“Winter was always the effort to live; summer was tropical license. Whether the children rolled in the grass, or waded in the brook, or swam in the salt ocean, or sailed in the bay, or fished for smelt in the creeks, or netted minnows in the salt marshes, or took to the pinewoods and the granite quarries, or chased muskrats and hunted snapping turtles in the swamps or mushrooms or nuts on the autumn hills, summer and country were always sensual living, while winter was always compulsory learning. Summer was the multiplicity of nature; winter was school.

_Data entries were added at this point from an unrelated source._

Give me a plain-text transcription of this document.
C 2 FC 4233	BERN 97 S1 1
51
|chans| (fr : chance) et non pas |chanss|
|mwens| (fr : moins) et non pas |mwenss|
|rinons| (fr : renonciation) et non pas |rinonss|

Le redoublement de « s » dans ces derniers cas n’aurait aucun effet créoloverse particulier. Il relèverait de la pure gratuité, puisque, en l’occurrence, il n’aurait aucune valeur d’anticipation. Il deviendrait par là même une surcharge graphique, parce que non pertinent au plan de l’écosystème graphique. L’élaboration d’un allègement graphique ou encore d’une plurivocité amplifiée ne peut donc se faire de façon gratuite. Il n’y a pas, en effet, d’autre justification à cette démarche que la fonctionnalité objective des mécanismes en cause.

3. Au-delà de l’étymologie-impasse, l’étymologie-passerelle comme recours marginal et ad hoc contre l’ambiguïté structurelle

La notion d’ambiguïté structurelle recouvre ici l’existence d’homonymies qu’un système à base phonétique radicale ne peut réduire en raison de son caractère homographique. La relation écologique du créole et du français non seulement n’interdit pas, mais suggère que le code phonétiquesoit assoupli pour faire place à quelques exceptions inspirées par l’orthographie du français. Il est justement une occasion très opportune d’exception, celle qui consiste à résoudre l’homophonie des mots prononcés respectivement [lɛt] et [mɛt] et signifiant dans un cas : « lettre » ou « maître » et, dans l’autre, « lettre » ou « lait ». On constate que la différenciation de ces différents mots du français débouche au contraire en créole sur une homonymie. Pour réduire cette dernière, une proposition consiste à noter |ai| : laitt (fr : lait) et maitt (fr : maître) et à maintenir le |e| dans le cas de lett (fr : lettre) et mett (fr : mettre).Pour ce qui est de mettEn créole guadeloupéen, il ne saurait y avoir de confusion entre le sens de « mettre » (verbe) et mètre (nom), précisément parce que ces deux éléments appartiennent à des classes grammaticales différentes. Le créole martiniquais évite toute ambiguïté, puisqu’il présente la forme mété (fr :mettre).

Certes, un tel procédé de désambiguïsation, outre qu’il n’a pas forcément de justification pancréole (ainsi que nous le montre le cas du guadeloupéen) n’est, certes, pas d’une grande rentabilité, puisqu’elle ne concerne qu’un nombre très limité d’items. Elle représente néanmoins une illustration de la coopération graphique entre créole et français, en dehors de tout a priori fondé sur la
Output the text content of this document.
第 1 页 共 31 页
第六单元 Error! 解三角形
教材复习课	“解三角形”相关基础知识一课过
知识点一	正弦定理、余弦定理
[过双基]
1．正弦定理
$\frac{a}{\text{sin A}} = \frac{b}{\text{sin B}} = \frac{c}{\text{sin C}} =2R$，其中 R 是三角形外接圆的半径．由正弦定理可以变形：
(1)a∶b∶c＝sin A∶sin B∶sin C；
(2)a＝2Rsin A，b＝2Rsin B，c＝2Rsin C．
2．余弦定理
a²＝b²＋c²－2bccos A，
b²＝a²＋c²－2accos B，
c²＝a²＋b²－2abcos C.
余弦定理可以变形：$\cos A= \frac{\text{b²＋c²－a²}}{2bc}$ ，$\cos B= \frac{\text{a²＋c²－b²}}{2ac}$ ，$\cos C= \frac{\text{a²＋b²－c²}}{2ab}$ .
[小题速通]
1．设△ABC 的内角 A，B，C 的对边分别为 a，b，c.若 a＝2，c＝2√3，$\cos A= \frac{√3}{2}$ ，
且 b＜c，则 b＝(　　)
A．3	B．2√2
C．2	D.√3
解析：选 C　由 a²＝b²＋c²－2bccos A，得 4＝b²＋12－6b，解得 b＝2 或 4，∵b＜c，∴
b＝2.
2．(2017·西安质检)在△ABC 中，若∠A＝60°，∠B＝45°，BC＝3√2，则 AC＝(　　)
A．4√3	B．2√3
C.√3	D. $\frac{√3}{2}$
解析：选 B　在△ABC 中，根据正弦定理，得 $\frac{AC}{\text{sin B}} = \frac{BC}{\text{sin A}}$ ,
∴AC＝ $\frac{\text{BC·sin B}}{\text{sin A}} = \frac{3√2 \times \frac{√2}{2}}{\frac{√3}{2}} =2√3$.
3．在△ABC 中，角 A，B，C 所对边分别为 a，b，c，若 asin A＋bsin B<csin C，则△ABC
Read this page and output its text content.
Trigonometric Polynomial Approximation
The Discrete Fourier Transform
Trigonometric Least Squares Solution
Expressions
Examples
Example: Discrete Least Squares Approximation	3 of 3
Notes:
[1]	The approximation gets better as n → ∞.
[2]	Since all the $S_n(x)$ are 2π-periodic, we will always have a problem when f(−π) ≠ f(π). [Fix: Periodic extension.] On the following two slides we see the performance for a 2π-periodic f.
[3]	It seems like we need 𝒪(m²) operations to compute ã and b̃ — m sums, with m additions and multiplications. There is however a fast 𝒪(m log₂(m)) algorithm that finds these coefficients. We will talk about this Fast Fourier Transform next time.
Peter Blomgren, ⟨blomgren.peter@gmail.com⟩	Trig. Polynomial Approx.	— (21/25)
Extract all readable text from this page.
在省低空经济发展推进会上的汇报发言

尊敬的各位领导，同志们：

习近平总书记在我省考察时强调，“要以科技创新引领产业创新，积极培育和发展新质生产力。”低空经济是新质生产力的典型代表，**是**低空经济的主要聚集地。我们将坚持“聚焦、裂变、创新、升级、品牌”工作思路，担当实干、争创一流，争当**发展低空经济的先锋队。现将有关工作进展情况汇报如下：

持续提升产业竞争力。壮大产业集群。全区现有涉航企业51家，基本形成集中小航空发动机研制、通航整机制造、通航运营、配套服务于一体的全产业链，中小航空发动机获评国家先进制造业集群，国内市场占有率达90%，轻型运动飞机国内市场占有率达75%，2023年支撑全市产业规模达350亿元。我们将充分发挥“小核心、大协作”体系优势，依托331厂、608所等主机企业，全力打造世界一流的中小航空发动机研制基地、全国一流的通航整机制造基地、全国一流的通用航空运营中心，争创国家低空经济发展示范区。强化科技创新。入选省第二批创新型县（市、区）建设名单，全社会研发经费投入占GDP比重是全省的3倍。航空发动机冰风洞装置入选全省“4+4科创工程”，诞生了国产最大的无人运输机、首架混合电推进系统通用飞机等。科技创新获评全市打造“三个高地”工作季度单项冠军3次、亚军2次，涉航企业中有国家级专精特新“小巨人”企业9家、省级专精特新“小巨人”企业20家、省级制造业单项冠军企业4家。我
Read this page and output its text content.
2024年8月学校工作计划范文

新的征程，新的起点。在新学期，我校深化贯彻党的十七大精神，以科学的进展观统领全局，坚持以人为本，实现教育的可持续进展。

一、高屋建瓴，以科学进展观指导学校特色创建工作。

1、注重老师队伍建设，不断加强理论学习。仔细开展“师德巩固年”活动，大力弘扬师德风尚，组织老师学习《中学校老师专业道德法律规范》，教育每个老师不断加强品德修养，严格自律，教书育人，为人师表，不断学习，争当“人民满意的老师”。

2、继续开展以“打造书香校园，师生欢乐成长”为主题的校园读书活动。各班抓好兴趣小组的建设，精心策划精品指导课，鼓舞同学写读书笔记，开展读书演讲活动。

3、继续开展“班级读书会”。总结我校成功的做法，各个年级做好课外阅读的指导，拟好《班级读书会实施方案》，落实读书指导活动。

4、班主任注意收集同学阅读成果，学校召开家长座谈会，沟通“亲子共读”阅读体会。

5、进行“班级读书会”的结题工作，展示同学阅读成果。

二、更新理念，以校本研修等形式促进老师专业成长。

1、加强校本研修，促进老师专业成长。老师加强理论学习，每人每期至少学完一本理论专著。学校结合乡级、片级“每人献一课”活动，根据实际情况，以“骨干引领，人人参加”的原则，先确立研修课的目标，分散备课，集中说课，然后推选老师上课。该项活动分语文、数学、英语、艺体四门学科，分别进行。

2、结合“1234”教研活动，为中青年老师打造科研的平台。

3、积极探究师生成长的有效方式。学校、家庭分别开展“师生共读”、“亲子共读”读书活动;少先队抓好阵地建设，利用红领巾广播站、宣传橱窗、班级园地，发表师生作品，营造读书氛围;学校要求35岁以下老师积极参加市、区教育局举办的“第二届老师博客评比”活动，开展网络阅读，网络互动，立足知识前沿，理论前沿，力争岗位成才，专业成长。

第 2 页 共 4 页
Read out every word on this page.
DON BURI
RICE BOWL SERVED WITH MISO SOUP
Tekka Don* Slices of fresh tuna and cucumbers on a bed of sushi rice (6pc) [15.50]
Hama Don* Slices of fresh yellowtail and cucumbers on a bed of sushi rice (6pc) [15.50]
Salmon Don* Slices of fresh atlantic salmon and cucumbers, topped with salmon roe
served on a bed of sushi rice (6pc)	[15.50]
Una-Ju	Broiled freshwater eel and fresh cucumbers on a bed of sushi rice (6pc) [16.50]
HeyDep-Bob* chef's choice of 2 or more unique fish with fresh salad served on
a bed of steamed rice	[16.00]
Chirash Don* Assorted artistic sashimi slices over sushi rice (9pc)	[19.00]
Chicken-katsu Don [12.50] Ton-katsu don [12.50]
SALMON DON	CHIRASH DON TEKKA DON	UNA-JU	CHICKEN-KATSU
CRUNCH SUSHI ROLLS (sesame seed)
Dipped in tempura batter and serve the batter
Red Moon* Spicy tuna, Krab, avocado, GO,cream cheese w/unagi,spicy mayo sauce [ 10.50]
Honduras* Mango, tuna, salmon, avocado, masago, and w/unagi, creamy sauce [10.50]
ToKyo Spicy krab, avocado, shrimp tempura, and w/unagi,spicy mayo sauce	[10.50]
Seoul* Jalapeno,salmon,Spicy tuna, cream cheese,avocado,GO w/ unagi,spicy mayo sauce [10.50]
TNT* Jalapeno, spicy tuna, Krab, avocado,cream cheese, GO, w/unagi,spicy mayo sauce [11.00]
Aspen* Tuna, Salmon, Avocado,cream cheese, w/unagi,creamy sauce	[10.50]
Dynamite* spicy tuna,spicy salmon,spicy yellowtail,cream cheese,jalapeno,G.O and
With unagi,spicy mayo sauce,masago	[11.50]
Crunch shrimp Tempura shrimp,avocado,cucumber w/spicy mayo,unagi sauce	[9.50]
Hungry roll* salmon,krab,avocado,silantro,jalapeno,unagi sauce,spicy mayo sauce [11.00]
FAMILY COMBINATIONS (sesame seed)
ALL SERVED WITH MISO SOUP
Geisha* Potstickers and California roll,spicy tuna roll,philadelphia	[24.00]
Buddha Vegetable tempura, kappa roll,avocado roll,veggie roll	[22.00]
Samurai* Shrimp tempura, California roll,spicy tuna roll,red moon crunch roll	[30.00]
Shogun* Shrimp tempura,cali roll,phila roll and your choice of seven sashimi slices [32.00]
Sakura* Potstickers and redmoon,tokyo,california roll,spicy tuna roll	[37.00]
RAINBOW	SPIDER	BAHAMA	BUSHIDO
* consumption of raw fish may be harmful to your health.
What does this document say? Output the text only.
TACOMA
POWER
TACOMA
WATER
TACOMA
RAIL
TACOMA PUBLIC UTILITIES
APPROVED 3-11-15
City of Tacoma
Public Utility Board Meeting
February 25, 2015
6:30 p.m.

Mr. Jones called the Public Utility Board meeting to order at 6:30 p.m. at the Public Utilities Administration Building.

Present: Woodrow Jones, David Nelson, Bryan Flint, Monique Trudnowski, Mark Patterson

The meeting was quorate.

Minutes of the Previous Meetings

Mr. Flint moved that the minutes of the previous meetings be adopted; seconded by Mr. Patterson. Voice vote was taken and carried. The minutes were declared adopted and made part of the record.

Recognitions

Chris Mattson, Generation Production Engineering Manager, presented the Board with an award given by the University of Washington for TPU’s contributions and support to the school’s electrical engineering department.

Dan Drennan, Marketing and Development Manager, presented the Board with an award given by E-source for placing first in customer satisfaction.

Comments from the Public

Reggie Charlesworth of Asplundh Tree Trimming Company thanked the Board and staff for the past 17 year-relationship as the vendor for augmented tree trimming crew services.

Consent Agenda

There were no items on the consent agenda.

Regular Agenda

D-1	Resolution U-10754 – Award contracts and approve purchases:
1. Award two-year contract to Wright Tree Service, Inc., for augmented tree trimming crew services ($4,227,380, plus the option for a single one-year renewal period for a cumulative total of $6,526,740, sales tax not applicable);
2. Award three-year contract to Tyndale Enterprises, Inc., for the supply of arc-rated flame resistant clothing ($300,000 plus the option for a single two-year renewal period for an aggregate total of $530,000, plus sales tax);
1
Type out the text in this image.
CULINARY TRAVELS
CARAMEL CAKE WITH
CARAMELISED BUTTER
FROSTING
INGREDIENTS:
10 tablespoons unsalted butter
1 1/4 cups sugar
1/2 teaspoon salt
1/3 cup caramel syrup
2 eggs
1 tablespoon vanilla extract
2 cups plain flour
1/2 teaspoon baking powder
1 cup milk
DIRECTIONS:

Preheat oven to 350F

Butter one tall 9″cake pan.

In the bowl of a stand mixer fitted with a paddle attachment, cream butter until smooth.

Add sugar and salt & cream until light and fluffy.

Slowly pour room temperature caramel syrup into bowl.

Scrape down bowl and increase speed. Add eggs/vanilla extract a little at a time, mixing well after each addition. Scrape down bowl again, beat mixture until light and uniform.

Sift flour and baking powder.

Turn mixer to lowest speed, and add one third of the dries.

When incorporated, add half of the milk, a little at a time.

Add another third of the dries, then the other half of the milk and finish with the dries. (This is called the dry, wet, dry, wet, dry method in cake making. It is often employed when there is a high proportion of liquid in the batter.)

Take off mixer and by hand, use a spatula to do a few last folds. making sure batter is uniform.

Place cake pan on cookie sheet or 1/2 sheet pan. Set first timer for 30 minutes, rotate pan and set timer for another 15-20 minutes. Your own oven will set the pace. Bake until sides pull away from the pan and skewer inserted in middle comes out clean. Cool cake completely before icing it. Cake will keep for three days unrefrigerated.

”The bearing of the two seasons on the education of Henry Adams was no fancy; it was the most decisive force he ever knew; it ran though life and made the division between its perplexing, warring, irreconcilable problems, irreducible opposites, with growing emphasis to the last year of study. From earliest childhood the boy was accustomed to feel that, for him, life was double. Winter and summer, town and country, law and liberty were hostile, and the man who pretended they were not was in his eyes a schoolmaster—that is, a man employed to tell lies to little boys.’’
— From The Education of Henry Adams, by Henry Adams (1838-1918), his posthumously published memoirs. The book, by a member of Massachusetts’s most distinguished family, won the Pulitzer Prize and is considered a great classic.